Install Skaha after Traefik, POSIX Mapper, and Cavern. The chart creates the Skaha service account RBAC (Jobs, Pods, IngressRoute, Middleware in the workload namespace, and related permissions) when rbac.create is true (default). Optional Kueue integration RBAC is configured under deployment.skaha.sessions.kueue.rbac or via the Kueue RBAC manifests above.

Chart source

The Skaha Helm chart lives alongside the service in opencadc/science-platform (helm/). Install from the published chart science-platform/skaha, or use that directory when developing the chart.
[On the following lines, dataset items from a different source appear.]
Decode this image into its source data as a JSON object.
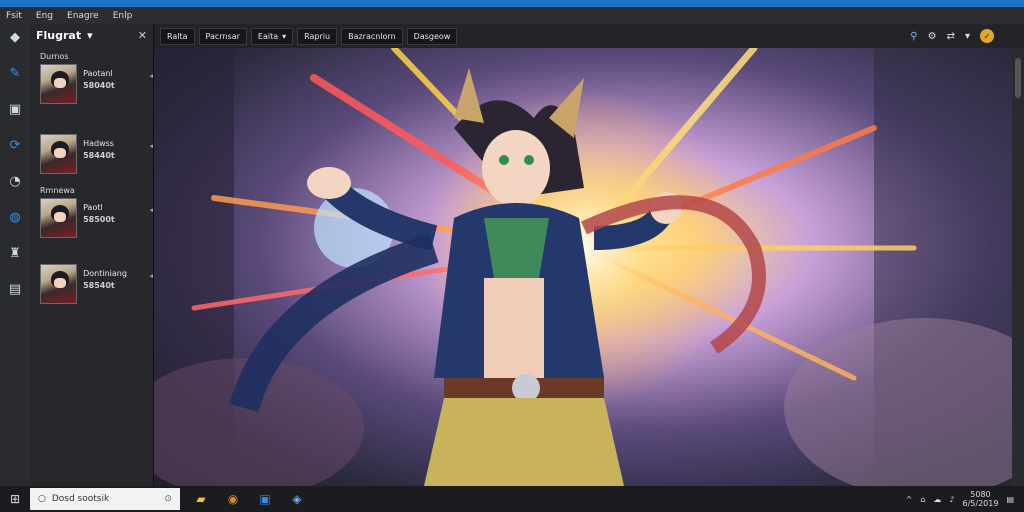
{
  "menu": [
    "Fsit",
    "Eng",
    "Enagre",
    "Enlp"
  ],
  "panel": {
    "title": "Flugrat",
    "groups": [
      {
        "label": "Durnos",
        "item": {
          "name": "Paotanl",
          "count": "58040t"
        }
      },
      {
        "label": "",
        "item": {
          "name": "Hadwss",
          "count": "58440t"
        }
      },
      {
        "label": "Rmnewa",
        "item": {
          "name": "Paotl",
          "count": "58500t"
        }
      },
      {
        "label": "",
        "item": {
          "name": "Dontiniang",
          "count": "58540t"
        }
      }
    ]
  },
  "toolbar": {
    "buttons": [
      "Ralta",
      "Pacrnsar",
      "Eaita",
      "Rapriu",
      "Bazracnlorn",
      "Dasgeow"
    ]
  },
  "taskbar": {
    "search_placeholder": "Dosd sootsik",
    "clock_time": "5080",
    "clock_date": "6/5/2019"
  },
  "icons": {
    "rail": [
      "user-avatar-icon",
      "wrench-icon",
      "save-icon",
      "sync-icon",
      "gauge-icon",
      "globe-icon",
      "stamp-icon",
      "folder-icon"
    ],
    "toolbar_right": [
      "location-icon",
      "settings-icon",
      "transfer-icon",
      "chevron-down-icon",
      "profile-badge-icon"
    ]
  },
  "colors": {
    "accent": "#1a73c7",
    "badge": "#e0a92a"
  }
}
The Skaha service will manage User Sessions. It relies on the POSIX Mapper being deployed, and available to be found via the IVOA Registry:

/reg/resource-caps

...
# Ensure the hostname matches the deployment hostname.
ivo://example.org/posix-mapper = https://example.host.com/posix-mapper/capabilities
...

Create a my-skaha-local-values-file.yaml file to override Values from the main template values.yaml in opencadc/science-platform (see also the Skaha chart page).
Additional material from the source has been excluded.